Review of Pi

Pi (1998)
An artsy B&W film that can appeal to only a narrow audience.
4 March 2014
Warning: Spoilers
My studies and career have been intimately entwined with mathematics and numbers. I like numbers, I understand numbers, they make sense to me. So with the many favorable comments on this movie, titled after that fundamental measure of a circle's circumference to its diameter, 'PI', I went into this eagerly. I found it on Netflix streaming movies.

Overall it is a big disappointment for me. Sean Gullette is the central character Max Cohen, a New York non-religious Jew, who is also a mathematics genius. Graduated from college at 16, a PhD at 20.

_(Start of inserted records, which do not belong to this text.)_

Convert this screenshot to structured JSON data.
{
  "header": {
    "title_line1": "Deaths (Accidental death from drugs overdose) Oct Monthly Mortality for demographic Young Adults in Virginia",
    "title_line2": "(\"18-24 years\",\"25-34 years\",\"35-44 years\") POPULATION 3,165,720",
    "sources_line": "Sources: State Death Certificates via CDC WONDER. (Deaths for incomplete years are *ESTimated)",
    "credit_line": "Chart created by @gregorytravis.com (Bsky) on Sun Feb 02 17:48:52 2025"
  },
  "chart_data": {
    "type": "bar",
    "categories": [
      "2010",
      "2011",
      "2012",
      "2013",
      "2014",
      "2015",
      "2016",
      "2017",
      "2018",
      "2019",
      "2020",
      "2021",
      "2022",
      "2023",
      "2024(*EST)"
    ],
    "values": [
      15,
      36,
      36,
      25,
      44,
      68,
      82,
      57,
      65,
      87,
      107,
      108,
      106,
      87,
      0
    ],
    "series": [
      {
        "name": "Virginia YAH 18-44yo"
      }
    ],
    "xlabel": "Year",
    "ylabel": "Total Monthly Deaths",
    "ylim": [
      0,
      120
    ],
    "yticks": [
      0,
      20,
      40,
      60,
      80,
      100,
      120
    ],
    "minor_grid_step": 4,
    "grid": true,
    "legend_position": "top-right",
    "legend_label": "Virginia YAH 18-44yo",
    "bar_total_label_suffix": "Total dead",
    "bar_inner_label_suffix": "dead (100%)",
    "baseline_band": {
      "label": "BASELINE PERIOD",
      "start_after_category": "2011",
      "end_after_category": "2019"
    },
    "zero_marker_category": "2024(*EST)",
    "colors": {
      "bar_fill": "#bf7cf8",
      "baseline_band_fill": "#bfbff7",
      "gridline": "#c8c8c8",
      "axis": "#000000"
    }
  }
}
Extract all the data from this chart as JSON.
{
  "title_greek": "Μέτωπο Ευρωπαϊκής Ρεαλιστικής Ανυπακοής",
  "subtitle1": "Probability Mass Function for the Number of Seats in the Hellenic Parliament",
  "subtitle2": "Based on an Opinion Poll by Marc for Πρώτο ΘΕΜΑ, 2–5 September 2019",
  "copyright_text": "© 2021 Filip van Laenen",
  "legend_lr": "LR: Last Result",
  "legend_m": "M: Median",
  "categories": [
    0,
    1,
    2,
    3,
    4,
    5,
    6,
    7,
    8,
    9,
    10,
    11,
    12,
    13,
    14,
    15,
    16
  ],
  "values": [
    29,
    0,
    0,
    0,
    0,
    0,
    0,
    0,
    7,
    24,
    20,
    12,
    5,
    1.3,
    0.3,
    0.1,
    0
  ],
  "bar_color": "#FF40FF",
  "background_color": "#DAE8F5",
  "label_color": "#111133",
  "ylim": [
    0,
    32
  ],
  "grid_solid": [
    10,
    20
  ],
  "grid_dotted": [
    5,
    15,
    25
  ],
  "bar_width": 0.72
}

But as his voice-over tells us, as a young boy he was told not to stare at the sun, but he did anyway when he was 6. Some time later, as the bandages were removed he began slowly to see light again. And he also started having headaches. All this presumably contributed to his math genius and his borderline madness.

The meat of the story comes when he is using his computer at home and it spits out a long string of numbers, perhaps 200 or so, maybe a bit more. Then in a chance meeting with a Hasidic Jew, learns that there is a rumor that a mysterious 216-digit number matched to symbols in the Torah spells out the name of God. So Max begins to wonder if somehow his computer had spit out that number, now on a paper he had discarded.

So we follow Max as he gets confused, or angry, and yells at everyone around. Followed by a woman who wants his codes for predicting the stock market. All in all not a very satisfying viewing for me.

One thing fun was seeing veteran actor Mark Margolis as Max's former graduate adviser Sol Robeson. Margolis had a key role in the TV series "Breaking Bad" as the wheelchair bound and mute member of the Mexican drug lord family.